Senate approved SB 517, which would put HRSA under the authority of the Business, Transportation, and Housing Agency and give the Govenor and Legislature substantially more control over its board membership. And just yesterday, the Assembly passed AB 145, which would create a new agency, the Department of High Speed Rail Trains, within Business, Transportation, and Housing. These two bills, presumably, lay the groundwork for taking away HRSA's authority. Given the Authority's history of wasting vast amounts of money with little to show for it, this isn't in itself a bad thing; as of 2010, HRSA had spent $250 million since 1996 without producing an inch of track. But for us it's a worrying sign that Sacramento's bureaucrats haven't given up on this spectacularly wasteful boondoggle, and that they're ignoring the LAO's other concerns in their eagerness to claim billions in federal funds toward the project. According to Senate President Pro Tem Darrell Steinberg, the goal is to "mend the project, not end it."

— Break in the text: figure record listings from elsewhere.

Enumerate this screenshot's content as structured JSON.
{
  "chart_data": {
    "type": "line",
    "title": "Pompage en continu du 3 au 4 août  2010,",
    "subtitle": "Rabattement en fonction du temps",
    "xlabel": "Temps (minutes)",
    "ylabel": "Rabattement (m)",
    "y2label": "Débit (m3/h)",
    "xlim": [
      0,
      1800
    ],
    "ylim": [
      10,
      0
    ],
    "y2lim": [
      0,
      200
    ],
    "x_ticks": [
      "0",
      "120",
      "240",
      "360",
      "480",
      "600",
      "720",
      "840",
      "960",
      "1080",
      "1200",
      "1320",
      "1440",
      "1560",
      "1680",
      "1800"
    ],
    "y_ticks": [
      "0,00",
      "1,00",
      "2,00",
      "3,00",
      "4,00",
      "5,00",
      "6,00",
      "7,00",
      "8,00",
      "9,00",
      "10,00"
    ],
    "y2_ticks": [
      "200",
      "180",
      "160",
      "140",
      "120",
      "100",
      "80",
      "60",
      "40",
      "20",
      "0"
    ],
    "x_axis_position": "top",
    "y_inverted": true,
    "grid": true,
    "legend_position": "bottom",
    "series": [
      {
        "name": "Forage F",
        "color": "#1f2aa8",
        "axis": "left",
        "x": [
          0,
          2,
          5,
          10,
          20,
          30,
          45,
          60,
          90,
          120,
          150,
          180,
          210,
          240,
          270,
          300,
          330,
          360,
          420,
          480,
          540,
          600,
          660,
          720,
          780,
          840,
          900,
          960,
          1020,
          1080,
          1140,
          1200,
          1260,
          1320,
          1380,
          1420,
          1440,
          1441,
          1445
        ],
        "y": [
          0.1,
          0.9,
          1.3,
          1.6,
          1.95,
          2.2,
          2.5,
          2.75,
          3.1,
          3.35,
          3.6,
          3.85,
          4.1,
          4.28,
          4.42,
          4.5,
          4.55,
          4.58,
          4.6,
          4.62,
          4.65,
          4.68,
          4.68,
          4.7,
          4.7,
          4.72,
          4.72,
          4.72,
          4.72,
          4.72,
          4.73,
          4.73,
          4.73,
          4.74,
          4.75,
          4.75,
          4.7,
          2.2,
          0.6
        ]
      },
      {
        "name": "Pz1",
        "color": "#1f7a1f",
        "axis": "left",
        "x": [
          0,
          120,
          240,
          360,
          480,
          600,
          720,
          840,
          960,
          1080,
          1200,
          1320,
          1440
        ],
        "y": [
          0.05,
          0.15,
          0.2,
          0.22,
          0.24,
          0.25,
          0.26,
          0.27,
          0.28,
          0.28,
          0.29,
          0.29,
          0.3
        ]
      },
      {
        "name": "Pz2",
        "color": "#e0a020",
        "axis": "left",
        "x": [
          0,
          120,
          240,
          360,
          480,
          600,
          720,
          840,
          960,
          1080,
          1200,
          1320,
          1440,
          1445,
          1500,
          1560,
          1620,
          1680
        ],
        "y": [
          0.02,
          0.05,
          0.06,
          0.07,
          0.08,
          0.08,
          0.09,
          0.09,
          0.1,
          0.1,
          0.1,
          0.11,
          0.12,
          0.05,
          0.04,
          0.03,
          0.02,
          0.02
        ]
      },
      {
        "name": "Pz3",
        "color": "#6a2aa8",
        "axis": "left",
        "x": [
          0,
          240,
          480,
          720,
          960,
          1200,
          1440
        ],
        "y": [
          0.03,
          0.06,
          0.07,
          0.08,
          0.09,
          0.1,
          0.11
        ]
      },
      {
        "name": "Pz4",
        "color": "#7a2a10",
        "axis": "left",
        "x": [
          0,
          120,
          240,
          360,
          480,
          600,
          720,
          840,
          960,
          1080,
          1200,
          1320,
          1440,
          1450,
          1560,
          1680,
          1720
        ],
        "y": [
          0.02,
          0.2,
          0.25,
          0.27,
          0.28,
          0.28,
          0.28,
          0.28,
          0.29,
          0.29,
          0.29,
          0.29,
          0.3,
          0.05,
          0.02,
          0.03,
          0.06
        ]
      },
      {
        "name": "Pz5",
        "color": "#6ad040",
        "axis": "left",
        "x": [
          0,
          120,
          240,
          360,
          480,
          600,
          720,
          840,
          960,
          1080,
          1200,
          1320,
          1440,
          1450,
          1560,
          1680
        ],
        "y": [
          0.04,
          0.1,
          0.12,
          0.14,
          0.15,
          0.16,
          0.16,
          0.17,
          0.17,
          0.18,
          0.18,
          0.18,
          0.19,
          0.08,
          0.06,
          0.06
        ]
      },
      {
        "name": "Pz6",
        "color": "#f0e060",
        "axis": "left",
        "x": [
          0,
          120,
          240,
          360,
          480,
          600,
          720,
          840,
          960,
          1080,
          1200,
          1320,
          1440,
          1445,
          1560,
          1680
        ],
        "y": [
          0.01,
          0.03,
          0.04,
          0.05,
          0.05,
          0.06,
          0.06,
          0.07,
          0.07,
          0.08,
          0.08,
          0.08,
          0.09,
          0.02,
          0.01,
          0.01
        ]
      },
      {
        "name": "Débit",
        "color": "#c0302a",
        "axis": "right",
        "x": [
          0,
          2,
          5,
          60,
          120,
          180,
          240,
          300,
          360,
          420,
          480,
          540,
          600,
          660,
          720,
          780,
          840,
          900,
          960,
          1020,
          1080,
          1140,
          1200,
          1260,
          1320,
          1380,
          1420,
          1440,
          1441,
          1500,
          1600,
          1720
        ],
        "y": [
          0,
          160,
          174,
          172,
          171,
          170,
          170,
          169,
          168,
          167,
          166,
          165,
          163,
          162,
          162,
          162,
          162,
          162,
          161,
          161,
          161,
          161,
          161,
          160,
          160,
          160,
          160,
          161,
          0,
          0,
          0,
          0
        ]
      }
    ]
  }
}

Even if the Legislature succeeds in wresting control of high speed rail away from HRSA, there's still the question of what to do with appropriations requests for Authority funds that are still floating around. The LAO recommended slashing Jerry Brown's request of $185 million down to $7 million, which is a bureaucracy's way of saying that HRSA can't possibly do a damn bit of good with the money and should be kept from wasting it wherever possible. Yet unless the Business, Transportation, and Housing Agency is really ready to go, cutting off funds to the project at this point will only make it harder for California to begin work on it by the September 2012 deadline. The second big problem is that all the arguments for the line insist that it can generate profits that cover the costs of construction; aside from the fact that this generally isn't true elsewhere in the world, the business case for the California project suffers when you remember that it's being built in the middle of nowhere. The first phase of the line, the projected cost of which has already ballooned by 57% since planning started, will run between the towns of Borden ("near Fresno") and Corcoran ("north of Bakersfield"). The choice to start in an isolated stretch of the Central Valley was made to evade federal environmental-clearance requirements that would've led to a missed deadline and the loss of federal funds. But, clearly, it's not going to help taxpayers to have empty trains running in the middle of nowhere.